Хватит. Надоело терзаться. Мне здесь не рады. Это давно не мой дом и оставаться здесь смысла нет. Видимо, отец до конца не осознал свою вину и переложил ее на мои плечи. Я не стану оправдываться. Вот еще, нашли крайнего.
Входная дверь открывается с тяжестью, заношу ногу через порог, но кто-то влетает в меня со спины и тянет назад.
— Не уходи… Давид, пожалуйста… — шепчет сестренка, встревая лбом между лопаток. Обнимает за пояс, прижимается и дрожит.
И, обернувшись по оси и приподняв руки, я вижу перед собой не взрослую привлекательную девушку, за которой наверняка бегают толпы мужчин, а малышку-стесняшку с двумя хвостиками и вздернутым носиком. Помню, когда уходил из дома, она также держала меня за спину и просила остаться.
Но я все равно ушел.
— Маруська, ну… чего ты? — обнимаю ее и, притянув к себе, поглаживаю по спине.

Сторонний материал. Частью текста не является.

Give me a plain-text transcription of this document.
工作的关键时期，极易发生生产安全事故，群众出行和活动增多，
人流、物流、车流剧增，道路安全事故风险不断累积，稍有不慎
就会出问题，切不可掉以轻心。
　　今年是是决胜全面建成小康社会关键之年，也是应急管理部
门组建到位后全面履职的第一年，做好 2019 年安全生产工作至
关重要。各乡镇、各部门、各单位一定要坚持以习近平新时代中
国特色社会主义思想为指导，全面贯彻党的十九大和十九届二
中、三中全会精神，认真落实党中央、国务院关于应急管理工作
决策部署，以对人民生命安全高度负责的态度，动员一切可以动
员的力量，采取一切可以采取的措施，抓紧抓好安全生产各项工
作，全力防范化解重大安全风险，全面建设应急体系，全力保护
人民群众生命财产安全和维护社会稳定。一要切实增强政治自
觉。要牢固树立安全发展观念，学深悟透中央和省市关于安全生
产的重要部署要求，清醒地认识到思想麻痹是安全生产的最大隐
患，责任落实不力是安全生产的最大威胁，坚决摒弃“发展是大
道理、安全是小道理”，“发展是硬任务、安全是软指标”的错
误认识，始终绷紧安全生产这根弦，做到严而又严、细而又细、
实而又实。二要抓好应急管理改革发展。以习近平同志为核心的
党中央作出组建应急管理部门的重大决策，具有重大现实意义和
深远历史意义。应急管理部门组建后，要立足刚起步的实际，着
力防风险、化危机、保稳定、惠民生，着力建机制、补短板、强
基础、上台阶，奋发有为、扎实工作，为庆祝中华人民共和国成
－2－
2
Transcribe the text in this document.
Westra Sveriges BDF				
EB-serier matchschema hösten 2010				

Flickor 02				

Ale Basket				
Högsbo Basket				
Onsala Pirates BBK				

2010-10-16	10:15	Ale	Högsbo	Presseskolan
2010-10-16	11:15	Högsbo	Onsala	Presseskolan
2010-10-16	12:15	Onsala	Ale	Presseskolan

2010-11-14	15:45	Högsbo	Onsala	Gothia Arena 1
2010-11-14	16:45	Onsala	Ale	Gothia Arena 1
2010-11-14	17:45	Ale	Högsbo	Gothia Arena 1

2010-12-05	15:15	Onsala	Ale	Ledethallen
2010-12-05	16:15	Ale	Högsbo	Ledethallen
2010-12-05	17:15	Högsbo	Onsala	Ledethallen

— Я… хотела с т-т-тобой общаться, — говорит на выдохе, заикаясь, сминая мое пальто, размазывая пальцами капли слез по серому кашемиру. — Папа не разрешал. Ругал меня за малейшее воспоминание о тебе.
— Предсказуемо.
— А потом… я уже не спрашивала, думала ты сам не захочешь, ведь я так и не знаю, почему уехал.
Стерев ее горячие слезы пальцами, заглядываю сестре в глаза. Для этого приходится согнуться.
— Не реви, я плавать не умею, еще утопишь. Если хочешь, останусь, но, боюсь, разочарую тебя, а говорить о прошлом не люблю. Пусть папа забирает свои обиды в могилу, я их оттуда доставать не буду.
Маргарита слабо улыбается, вскидывает подбородок, чтобы рассмотреть меня получше. Долго и пронзительно смотрит, хлопает слипшимися ресницами и на выдохе говорит:
— Как же вы похожи… — и вдруг улыбается шире, яснее, но все равно сквозь слезы. — Маруська… так только ты меня называл.
— Ага, а ты меня Дависька… И перед друзьями позорила, малявка.
— Как сейчас помню: один тощий, второй — колобок. Слон и моська.
— Сейчас эти слон и моська спокойно поконкурируют с твоими женихами.
— Ай… Думаешь, папа позволил мне личную жизнь? Ага-ага, дважды.